Specification: Data Collection Workflow

Goal

Aggregates information from GitLab (groups, projects, README files, issues) into a unified, enriched dataset that downstream renderers consume. The collector orchestrates calls to the GitLab API Client and produces structured overview rows (see Model Mapping).


1. Happy-Path Flow

  1. Retrieve the list of groups visible to the configured API token(s).

  2. For every group, retrieve projects.

  3. For each project:

    • Determine the branch used for README lookup: prefer default_branch from project metadata; fall back to main.
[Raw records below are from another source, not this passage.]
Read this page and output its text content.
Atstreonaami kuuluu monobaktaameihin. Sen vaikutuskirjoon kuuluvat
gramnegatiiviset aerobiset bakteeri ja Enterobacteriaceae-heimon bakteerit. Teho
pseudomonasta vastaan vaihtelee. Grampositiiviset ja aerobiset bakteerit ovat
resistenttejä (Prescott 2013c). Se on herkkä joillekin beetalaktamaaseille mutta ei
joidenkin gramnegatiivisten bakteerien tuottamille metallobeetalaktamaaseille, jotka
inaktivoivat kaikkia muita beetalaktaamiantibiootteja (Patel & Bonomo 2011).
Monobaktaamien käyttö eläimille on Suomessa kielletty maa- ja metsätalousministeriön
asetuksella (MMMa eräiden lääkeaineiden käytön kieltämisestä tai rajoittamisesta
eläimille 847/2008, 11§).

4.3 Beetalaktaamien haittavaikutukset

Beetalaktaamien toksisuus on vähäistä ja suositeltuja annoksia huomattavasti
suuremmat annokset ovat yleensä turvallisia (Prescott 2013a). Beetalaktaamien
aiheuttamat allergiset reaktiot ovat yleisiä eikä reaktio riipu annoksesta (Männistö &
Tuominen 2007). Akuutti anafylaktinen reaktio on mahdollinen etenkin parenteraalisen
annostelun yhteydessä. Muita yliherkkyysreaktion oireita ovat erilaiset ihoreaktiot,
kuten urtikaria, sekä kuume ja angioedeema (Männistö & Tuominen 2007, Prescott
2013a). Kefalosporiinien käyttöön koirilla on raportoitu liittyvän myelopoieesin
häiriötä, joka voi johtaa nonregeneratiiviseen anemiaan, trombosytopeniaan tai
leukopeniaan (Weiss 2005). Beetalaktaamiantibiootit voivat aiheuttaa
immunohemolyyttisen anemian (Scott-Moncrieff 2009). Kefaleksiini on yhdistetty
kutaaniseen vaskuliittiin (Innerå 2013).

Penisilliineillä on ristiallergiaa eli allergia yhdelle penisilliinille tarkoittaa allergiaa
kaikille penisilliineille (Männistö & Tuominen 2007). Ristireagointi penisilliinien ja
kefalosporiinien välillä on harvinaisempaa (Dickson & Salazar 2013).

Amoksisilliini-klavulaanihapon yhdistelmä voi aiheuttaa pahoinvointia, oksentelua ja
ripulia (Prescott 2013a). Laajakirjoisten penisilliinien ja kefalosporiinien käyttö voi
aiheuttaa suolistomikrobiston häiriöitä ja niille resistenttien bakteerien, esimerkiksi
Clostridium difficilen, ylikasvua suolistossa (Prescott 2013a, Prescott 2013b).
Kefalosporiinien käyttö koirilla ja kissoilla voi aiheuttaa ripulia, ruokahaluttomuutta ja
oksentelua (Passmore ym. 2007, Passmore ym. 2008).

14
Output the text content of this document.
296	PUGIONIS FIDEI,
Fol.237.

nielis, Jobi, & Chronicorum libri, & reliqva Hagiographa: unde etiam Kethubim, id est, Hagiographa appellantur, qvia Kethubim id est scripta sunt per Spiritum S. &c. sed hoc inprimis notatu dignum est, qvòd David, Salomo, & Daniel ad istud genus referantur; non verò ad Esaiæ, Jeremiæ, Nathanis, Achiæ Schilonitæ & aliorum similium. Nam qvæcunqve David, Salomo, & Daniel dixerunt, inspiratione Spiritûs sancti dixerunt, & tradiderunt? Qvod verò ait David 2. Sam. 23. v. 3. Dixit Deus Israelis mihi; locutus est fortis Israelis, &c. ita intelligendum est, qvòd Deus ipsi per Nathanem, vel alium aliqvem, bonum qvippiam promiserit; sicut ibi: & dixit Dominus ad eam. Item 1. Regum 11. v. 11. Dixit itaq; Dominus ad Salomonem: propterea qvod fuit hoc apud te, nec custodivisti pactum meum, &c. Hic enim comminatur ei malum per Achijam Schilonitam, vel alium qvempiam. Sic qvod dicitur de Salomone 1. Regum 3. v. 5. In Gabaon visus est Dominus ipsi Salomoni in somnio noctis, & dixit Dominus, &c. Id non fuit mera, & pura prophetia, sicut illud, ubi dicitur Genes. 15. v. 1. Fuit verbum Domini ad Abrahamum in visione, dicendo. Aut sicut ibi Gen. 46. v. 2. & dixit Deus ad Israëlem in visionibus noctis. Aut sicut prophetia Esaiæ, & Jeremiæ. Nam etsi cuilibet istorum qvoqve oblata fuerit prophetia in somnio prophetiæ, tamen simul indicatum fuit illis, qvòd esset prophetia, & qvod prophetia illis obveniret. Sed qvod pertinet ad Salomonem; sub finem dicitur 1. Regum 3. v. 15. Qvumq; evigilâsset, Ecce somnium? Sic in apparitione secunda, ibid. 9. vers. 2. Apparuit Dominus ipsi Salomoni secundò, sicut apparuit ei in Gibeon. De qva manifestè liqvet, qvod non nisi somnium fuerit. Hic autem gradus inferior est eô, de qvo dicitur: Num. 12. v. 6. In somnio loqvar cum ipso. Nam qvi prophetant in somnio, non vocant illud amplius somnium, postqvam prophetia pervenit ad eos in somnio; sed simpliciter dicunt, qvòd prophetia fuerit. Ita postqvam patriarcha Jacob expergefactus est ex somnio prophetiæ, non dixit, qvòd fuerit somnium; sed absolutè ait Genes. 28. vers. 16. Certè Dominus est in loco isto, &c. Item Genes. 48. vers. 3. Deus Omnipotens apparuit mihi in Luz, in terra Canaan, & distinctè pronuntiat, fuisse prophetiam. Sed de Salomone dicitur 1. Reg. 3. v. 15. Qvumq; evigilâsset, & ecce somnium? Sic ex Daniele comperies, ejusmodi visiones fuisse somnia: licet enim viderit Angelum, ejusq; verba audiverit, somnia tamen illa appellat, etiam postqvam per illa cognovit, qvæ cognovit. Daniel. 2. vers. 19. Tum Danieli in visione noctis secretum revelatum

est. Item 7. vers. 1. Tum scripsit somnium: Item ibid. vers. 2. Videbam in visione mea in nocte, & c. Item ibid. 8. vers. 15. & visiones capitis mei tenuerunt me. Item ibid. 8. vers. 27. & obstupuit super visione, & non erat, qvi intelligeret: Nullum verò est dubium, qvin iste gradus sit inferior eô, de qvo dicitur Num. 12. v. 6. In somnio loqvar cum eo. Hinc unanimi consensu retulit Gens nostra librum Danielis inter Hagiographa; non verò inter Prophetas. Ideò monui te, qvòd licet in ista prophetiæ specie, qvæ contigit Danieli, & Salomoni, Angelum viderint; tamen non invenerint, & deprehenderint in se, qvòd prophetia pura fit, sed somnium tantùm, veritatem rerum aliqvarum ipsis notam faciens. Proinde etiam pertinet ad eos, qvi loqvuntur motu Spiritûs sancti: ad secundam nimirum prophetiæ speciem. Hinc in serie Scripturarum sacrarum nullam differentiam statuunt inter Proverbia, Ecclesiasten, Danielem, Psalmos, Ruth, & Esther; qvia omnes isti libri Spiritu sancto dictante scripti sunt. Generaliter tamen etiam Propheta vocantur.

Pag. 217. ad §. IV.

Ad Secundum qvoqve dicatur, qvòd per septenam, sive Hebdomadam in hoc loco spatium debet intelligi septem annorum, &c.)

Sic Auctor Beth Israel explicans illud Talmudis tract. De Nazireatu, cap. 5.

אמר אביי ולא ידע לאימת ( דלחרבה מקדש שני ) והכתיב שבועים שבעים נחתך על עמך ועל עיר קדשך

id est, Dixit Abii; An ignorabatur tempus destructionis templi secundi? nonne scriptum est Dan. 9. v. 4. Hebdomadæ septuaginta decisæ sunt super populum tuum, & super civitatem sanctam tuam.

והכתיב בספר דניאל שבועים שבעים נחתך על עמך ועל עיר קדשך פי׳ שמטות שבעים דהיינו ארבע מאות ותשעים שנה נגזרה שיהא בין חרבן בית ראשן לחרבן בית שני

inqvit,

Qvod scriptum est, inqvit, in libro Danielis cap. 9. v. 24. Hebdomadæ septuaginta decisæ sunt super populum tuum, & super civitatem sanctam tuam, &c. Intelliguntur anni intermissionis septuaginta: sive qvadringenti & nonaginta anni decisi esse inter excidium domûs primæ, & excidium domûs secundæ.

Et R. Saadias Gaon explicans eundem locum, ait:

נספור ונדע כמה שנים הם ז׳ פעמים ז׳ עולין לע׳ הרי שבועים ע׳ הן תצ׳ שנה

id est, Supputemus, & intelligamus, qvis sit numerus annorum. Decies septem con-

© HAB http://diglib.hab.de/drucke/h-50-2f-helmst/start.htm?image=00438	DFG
    • Request README.md raw content; on 404 treat README as missing.

    • Request issues list. Some projects may not have issue tracking, yielding issues=None.

  4. Transform raw JSON/text responses into domain objects via model mapping (see related spec) and compose an overview row containing:

    • Group object.

    • Project object.

    • Optional README object.

    • Optional List of Issue objects (may be empty list).

    • Extra metadata extracted from README front-matter (author, priority, etc.).

  5. Return the list of rows to the caller, preserving the original discovery order.


2. Failure Handling

Failure point

Result

Group listing request returns error

Raise Collector Error and abort collection.

Project listing for a single group fails

Propagate error → abort collection (no partial results).

README fetch returns 404

Record readme = None; continue processing other artefacts.

README fetch returns non-404 error

Propagate as Collector Error.

Issues request fails

Record issues = None; continue processing other artefacts.

Errors are not silently ignored (except the explicitly graceful README-missing/no Issue-tracker case).


3. Concurrency & Rate Limits

  • Implementations may perform project-level fetches in parallel, but must honour the rate-limit handling strategy defined in the API client.

  • Parallelism must not reorder final output; order is defined by input discovery sequence (§1-5).


4. Output Contract

  • Returns an ordered, in-memory collection of overview rows.

  • None is always interpreted as “does not has this feature”, “not found”, etc. Empty values (such as "", [], ..) indicates the presence in the API, but empty.

  • No persistence or caching is performed at this layer.

  • The consumer applies sorting/grouping according to their own needs (see Table Sorting).


5. Non-Goals

  • Command-line parsing, configuration merging, or environment handling (see Settings).

  • Rendering concerns of any kind – these are addressed by higher-level specs.